O julgamento aconteceu no Fórum de Araçatuba, com início às 9h de quarta-feira e terminou somente por volta das 2h desta quinta-feira (25). Os jurados acataram na íntegra a denúncia, que foi defendida em plenário pelo promotor de Justiça Adelmo Pinho.
A sentença foi proferida pelo juiz Danilo Brait, que presidiu o júri e não concedeu ao réu é o direito de responder em liberdade. Ele determinou o regime fechado para início do cumprimento da pena e Feltrin já aguardava o julgamento preso. A Promotoria de Justiça já decidiu que não recorrerá da decisão.
Trio
Esse julgamento encerra o caso em primeira instância na Justiça de Araçatuba. Em 2017 o Tribunal do Júri já havia condenado Carlos Alberto Sales, o Carlinhos Roxo, por ser o mandante do crime, e Emerson Ferreira de Brito, acusado de ter levado Feltrin até à residência do casal.
No caso deles, a sentença transitou em julgado neste ano, após o TJ-SP (Tribunal de Justiça de São Paulo) acatar recurso da defesa e reconhecer a continuidade delitiva, reduzindo as penas que haviam sido determinadas em primeira instância.
Duplo homicídio
O duplo homicídio aconteceu na residência do casal, porém, o alvo seria um filho de Egídio e Clarice, que teve um relacionamento amoroso com a filha de Carlinhos Roxo. Após o rompimento ele teria passado a importuná-la, por isso o pai dela teria contratado os outros dois réus para matá-lo.

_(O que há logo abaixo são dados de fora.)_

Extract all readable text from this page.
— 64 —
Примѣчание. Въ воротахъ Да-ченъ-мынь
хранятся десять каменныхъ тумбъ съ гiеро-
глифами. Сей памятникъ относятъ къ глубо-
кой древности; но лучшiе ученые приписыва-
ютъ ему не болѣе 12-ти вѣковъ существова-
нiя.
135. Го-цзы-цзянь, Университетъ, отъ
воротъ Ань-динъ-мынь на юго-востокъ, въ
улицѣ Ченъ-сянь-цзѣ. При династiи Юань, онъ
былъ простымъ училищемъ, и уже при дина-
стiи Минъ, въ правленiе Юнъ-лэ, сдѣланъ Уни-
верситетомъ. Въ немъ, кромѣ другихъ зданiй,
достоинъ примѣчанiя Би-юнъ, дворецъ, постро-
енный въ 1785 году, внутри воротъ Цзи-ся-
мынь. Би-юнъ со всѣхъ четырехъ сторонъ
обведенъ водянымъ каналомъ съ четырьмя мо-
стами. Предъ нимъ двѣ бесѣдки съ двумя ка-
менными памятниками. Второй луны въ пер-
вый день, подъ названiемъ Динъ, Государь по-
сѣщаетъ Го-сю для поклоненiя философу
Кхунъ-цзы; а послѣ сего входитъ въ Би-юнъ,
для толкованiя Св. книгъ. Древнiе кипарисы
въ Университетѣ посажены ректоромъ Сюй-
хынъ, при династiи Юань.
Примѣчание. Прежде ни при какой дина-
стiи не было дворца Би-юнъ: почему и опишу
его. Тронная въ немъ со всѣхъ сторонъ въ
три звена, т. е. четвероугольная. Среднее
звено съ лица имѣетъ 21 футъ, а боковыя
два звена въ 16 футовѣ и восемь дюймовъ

Consta na denúncia que Brito levado Feltrin à casa das vítimas em uma picape. O filho do casal estava na calçada da residência e ao vê-los, correu para dentro de casa e se escondeu em um quartinho nos fundos.
Feltrin foi atrás dele, se deparou o com o casal e atirou nos dois. Egídio foi encontrado caído na varanda e a Clarice no corredor, próximo ao banheiro. Eles não resistiram aos ferimentos e os réus foram presos durante a investigação. Os três foram denunciados e condenados por duplo homicídio duplamente qualificado.